I'm solving constrained optimization exercises for preparing my final exam. I got stuck at this question.
$$ \begin{array}{ll}
\text{min} & \mathbf{x}^T\mathbf{A}\mathbf{x} \\
\text{s.t.} & \|\mathbf{x}\|_2=1
\end{array} $$
I'm asked to show that, if the minimum point of the function is $\mathbf{x}^*$ in the domain, then magnitude of the smallest eigenvalue of $\mathbf{A}$ is ${\mathbf{x}^*}^T\mathbf{A}\mathbf{x}^*$.
I tried these:
$$ \begin{array}{lcll}
f(\mathbf{x}) & = & \mathbf{x}^T\mathbf{A}\mathbf{x} & \qquad \text{(objective function)} \\
h(\mathbf{x}) & = & \mathbf{x}^T\mathbf{x}-1 = 0 & \qquad \text{(equality constrain)}
\end{array} $$
The Lagrangian is
$$ \mathcal{L}(\mathbf{x},v) = f(\mathbf{x}) + vh(\mathbf{x}) = \mathbf{x}^T\mathbf{A}\mathbf{x} + v\mathbf{x}^T\mathbf{x} – v, $$
where $v$ is the Lagrange multiplier.
Next, I tried finding infinimum of $\mathcal{L}(\mathbf{x},v)$.

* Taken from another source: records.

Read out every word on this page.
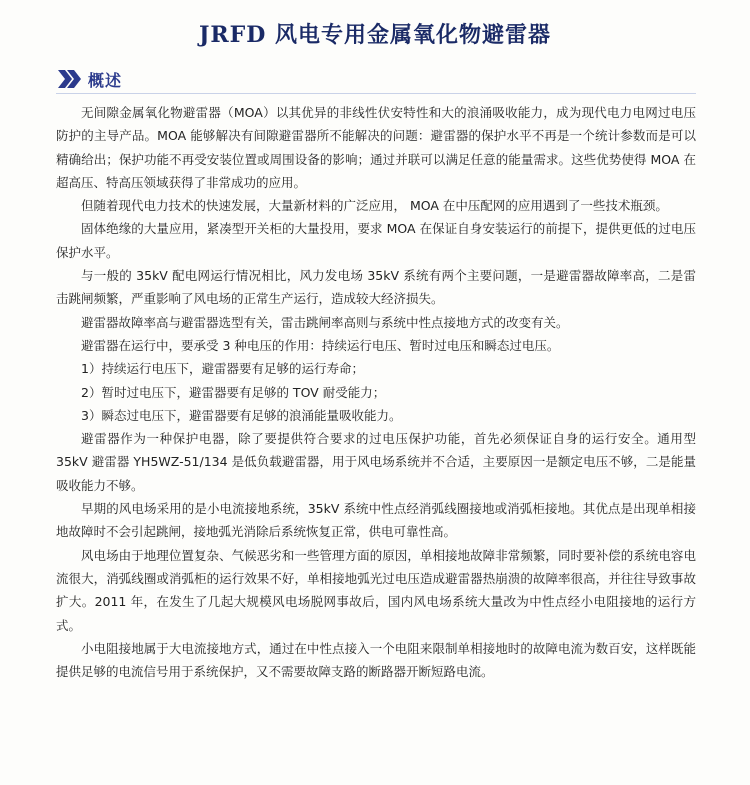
JRFD 风电专用金属氧化物避雷器
概述

无间隙金属氧化物避雷器（MOA）以其优异的非线性伏安特性和大的浪涌吸收能力，成为现代电力电网过电压防护的主导产品。MOA 能够解决有间隙避雷器所不能解决的问题：避雷器的保护水平不再是一个统计参数而是可以精确给出；保护功能不再受安装位置或周围设备的影响；通过并联可以满足任意的能量需求。这些优势使得 MOA 在超高压、特高压领域获得了非常成功的应用。

但随着现代电力技术的快速发展，大量新材料的广泛应用， MOA 在中压配网的应用遇到了一些技术瓶颈。

固体绝缘的大量应用，紧凑型开关柜的大量投用，要求 MOA 在保证自身安装运行的前提下，提供更低的过电压保护水平。

与一般的 35kV 配电网运行情况相比，风力发电场 35kV 系统有两个主要问题，一是避雷器故障率高，二是雷击跳闸频繁，严重影响了风电场的正常生产运行，造成较大经济损失。

避雷器故障率高与避雷器选型有关，雷击跳闸率高则与系统中性点接地方式的改变有关。

避雷器在运行中，要承受 3 种电压的作用：持续运行电压、暂时过电压和瞬态过电压。

1）持续运行电压下，避雷器要有足够的运行寿命；

2）暂时过电压下，避雷器要有足够的 TOV 耐受能力；

3）瞬态过电压下，避雷器要有足够的浪涌能量吸收能力。

避雷器作为一种保护电器，除了要提供符合要求的过电压保护功能，首先必须保证自身的运行安全。通用型 35kV 避雷器 YH5WZ-51/134 是低负载避雷器，用于风电场系统并不合适，主要原因一是额定电压不够，二是能量吸收能力不够。

早期的风电场采用的是小电流接地系统，35kV 系统中性点经消弧线圈接地或消弧柜接地。其优点是出现单相接地故障时不会引起跳闸，接地弧光消除后系统恢复正常，供电可靠性高。

风电场由于地理位置复杂、气候恶劣和一些管理方面的原因，单相接地故障非常频繁，同时要补偿的系统电容电流很大，消弧线圈或消弧柜的运行效果不好，单相接地弧光过电压造成避雷器热崩溃的故障率很高，并往往导致事故扩大。2011 年，在发生了几起大规模风电场脱网事故后，国内风电场系统大量改为中性点经小电阻接地的运行方式。

小电阻接地属于大电流接地方式，通过在中性点接入一个电阻来限制单相接地时的故障电流为数百安，这样既能提供足够的电流信号用于系统保护，又不需要故障支路的断路器开断短路电流。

$$ \mathbf{0} = \dfrac{\partial}{\partial \mathbf{x}} \mathcal{L}(\mathbf{x},v) = \mathbf{x}^T(\mathbf{A}+\mathbf{A}^T) + 2v\mathbf{x}^T \\
(\mathbf{A} + \mathbf{A}^T)\mathbf{x}^* + 2v^*\mathbf{x}^* = \left[(\mathbf{A} + \mathbf{A}^T) + 2v^*\mathbf{I}\right]\mathbf{x}^* = \mathbf{0} \\
\implies v^*\mathbf{I} = -\dfrac{1}{2}(\mathbf{A} + \mathbf{A}^T) \qquad \text{(doesn't seem to be correct)} $$
I'm not able to go on any further. How do I find $\mathbf{x}^*$ after this point?
Best Answer
I will write the Lagrangian as objective -$v$ constrain (rather than +, but they are both correct) $$ (\mathbf{A} + \mathbf{A}^T)\mathbf{x}^* - 2v\mathbf{x}^* = \left[(\mathbf{A} + \mathbf{A}^T) - 2v\mathbf{I}\right]\mathbf{x}^* = \mathbf{0} $$ does not imply $$ v\mathbf{I} = \dfrac{1}{2}(\mathbf{A} + \mathbf{A}^T) \qquad $$
Rather it implies $$det((\mathbf{A} + \mathbf{A}^T) - 2v\mathbf{I})=0,$$ because it is a vector equation not scalar.
And this is the definition of characteristic function for eigenvalues. So that tells us the dual variable $v$ is an eigenvalue of $A$ when duality gap is zero or when the primal and dual pair exists.
Now to show that $\mathbf{x}^*\mathbf{A}^T\mathbf{x}^* $ is the smallest eigenvalue we need to assume that $A$ is positive definite. I think this must be given as otherwise the optimization problem is not convex and hence we won't be able to find a unique $\mathbf{x}^*$. Assuming unique solution and from $\mathbf x^*$ and $v$ being the eigenvector and eigenvalue note that we have $$A\mathbf{x}^*=v\mathbf x^*$$ then$$\mathbf{x}^{*T} A\mathbf{x}^*=v\mathbf x^* \mathbf x^{*T}$$ and since $\mathbf x^* \mathbf x^{*T}=1$ $$\mathbf{x}^{*T} A\mathbf{x}^*=v$$ and since we minimized $$\mathbf{x}^T A\mathbf{x}$$ we have that $\mathbf{x}^{*T} A\mathbf{x}^*$ indeed is the minimum eigenvalue.